Legalized marijuana is supposed to be the most scintillating topic in the community – but only a magician who can slickly make numbers appear, could prove it.
The astute international businessman Goran Eriksson, a member of the City Council, was in the audience last week when an executive from a cannabis management firm addressed a Chamber of Commerce breakfast open to the public.
Mr. Eriksson surveyed his memory and concluded that he did not hear any information that surprised him.
Quickly, he corrected himself.
The disappointing surprise was that the splendid, comprehensive update by Morgan Sokol of the Culver City firm Med Men, drew a modest crowd.
Where was the community?
Mr. Eriksson is puzzled by the overt lack of interest from a community known for its activism.

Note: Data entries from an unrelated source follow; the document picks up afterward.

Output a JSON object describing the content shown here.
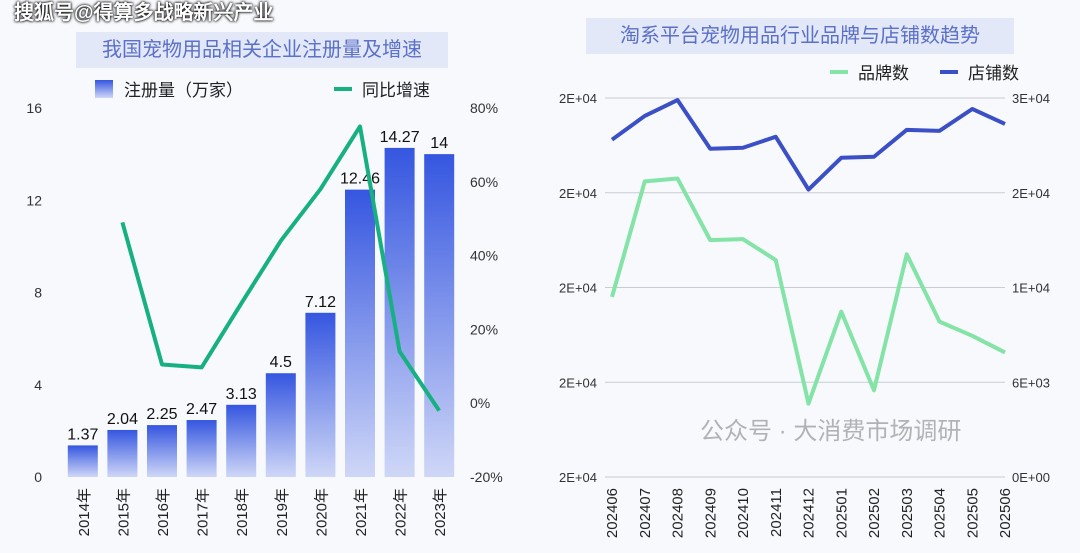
{
  "watermark_top": "搜狐号@得算多战略新兴产业",
  "watermark_bottom": "公众号 · 大消费市场调研",
  "colors": {
    "bar_top": "#3556e0",
    "bar_bottom": "#cfd7f7",
    "growth_line": "#17b080",
    "store_line": "#3b4fc6",
    "brand_line": "#84e3a6"
  },
  "chart_data": [
    {
      "type": "bar",
      "title": "我国宠物用品相关企业注册量及增速",
      "categories": [
        "2014年",
        "2015年",
        "2016年",
        "2017年",
        "2018年",
        "2019年",
        "2020年",
        "2021年",
        "2022年",
        "2023年"
      ],
      "series": [
        {
          "name": "注册量（万家）",
          "type": "bar",
          "axis": "left",
          "values": [
            1.37,
            2.04,
            2.25,
            2.47,
            3.13,
            4.5,
            7.12,
            12.46,
            14.27,
            14
          ],
          "labels": [
            "1.37",
            "2.04",
            "2.25",
            "2.47",
            "3.13",
            "4.5",
            "7.12",
            "12.46",
            "14.27",
            "14"
          ]
        },
        {
          "name": "同比增速",
          "type": "line",
          "axis": "right",
          "values": [
            null,
            49,
            10.5,
            9.7,
            27,
            44,
            58,
            75,
            14,
            -2
          ]
        }
      ],
      "ylim": [
        0,
        16
      ],
      "yticks": [
        "0",
        "4",
        "8",
        "12",
        "16"
      ],
      "y2lim": [
        -20,
        80
      ],
      "y2ticks": [
        "-20%",
        "0%",
        "20%",
        "40%",
        "60%",
        "80%"
      ],
      "legend": "top"
    },
    {
      "type": "line",
      "title": "淘系平台宠物用品行业品牌与店铺数趋势",
      "categories": [
        "202406",
        "202407",
        "202408",
        "202409",
        "202410",
        "202411",
        "202412",
        "202501",
        "202502",
        "202503",
        "202504",
        "202505",
        "202506"
      ],
      "series": [
        {
          "name": "品牌数",
          "axis": "left",
          "values": [
            19800,
            22240,
            22300,
            21000,
            21020,
            20580,
            17550,
            19490,
            17830,
            20700,
            19280,
            18980,
            18630
          ]
        },
        {
          "name": "店铺数",
          "axis": "right",
          "values": [
            26700,
            28580,
            29840,
            25980,
            26060,
            26930,
            22750,
            25270,
            25350,
            27480,
            27400,
            29130,
            27950
          ]
        }
      ],
      "ylim": [
        16000,
        24000
      ],
      "yticks": [
        "2E+04",
        "2E+04",
        "2E+04",
        "2E+04",
        "2E+04"
      ],
      "y2lim": [
        0,
        30000
      ],
      "y2ticks": [
        "0E+00",
        "6E+03",
        "1E+04",
        "2E+04",
        "3E+04"
      ],
      "legend": "top-right"
    }
  ]
}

“There were fewer people there than I thought there would be,” he said. “This is a fairly substantial change that is coming regarding what the city is going to do or not do.
“I don’t think people are fully aware of what is going on.”
As a prominent member of City Hall, Mr. Eriksson said the argument that legalizing marijuana is going to be a moneymaker for hometown government is not true.
He had met previously with Med Men personnel, and he knew what to expect.
A storm of questions from audience members, especially parent-oriented ones, poured in – showing that segments of Culver City are worried about what will happen when, and if, legalization of marijuana as a normative business rolls out on Jan. 1.
At times the state Legislature has seemed only shruggingly concerned about Jan, 1.
Ms. Sokol noted that new laws may/not take effect on the first day of 2018.